Subway riders who regularly use the Smith–Ninth Street station in Carroll Gardens were depressed by the news that the station would be closed for nine months for repairs, most likely in 2010.
It has long been known that the Metropolitan Transportation Authority intends to rebuild the elevated section of the F and G lines between Carroll Gardens and Park Slope, but it was a surprise last week to learn that the project would involve shutting down that Smith–Ninth Street station for almost a year.
“This pretty much screws me completely,” said Kayleigh Griffin, who works in Carroll Gardens and lives in Queens. “My commute would turn into an hour. I might as well as take my fiancé’s car.”
The MTA says it will provide shuttle bus service to ease the ordeal for straphangers, but would say little else about how it will handle the long-needed repairs to the Culver Viaduct, as the above-ground portion of the line is known in transit circles.
Given the authority’s silence, straphangers — especially Red Hook residents, who already have a long commute just to get to the Smith–Ninth Street station — could do nothing else but expect the worst.
“This is going to slow me down,” said Anna McRae, who commutes to Coney Island from Red Hook. “And I will have to pay double bus fare,” because she will have to make multiple bus transfers.
But Jayleen, a high school student who wouldn’t give her last name, supports the closure, because she has a long list of complaints about the station that she wants the MTA to address.
“This train station is horrible,” she said, pointing to the omnipresent holes in the ceiling. “There are leaks and rats like crazy.
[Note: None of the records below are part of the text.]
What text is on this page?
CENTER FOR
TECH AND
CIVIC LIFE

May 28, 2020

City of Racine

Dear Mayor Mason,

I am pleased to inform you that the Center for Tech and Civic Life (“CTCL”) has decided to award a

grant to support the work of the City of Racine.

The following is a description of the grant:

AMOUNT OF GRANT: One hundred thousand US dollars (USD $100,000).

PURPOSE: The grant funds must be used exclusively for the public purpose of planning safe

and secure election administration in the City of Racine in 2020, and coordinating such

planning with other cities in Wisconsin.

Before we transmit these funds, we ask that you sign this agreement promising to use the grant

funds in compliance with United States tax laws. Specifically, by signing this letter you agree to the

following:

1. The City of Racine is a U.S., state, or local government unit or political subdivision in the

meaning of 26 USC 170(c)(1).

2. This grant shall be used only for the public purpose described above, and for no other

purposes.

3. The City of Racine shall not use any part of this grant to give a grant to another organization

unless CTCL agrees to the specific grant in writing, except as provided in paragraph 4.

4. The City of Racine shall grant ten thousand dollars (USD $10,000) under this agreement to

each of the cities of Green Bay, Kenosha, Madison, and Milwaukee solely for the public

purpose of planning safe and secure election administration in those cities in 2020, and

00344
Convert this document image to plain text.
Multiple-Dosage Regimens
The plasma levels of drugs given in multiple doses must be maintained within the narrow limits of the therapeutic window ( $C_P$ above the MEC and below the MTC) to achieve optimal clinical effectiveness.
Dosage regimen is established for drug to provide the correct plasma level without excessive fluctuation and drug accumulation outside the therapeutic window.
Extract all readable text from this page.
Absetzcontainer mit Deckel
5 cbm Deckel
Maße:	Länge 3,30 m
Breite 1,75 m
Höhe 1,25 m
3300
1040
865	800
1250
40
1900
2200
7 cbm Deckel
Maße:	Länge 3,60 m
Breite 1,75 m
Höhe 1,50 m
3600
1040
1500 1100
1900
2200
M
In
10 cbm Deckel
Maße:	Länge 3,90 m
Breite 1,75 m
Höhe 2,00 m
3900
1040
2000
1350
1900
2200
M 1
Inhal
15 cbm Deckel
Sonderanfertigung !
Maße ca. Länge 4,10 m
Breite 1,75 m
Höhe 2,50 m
I need an umbrella even when it’s not raining.”
But when the time comes to shut the station, local businesses will take an economic hit when commuters head elsewhere for the subway.
“Oh my god! That’s a big problem for me,’ said Luz Maria de Garcia, the owner of F-Line Bagels at the corner of Smith and Ninth streets, across the street from the elevated station. The store survived another scare in 2005 when the MTA took the storeowners to court for wrongful use of the F-line’s distinctive orange logo.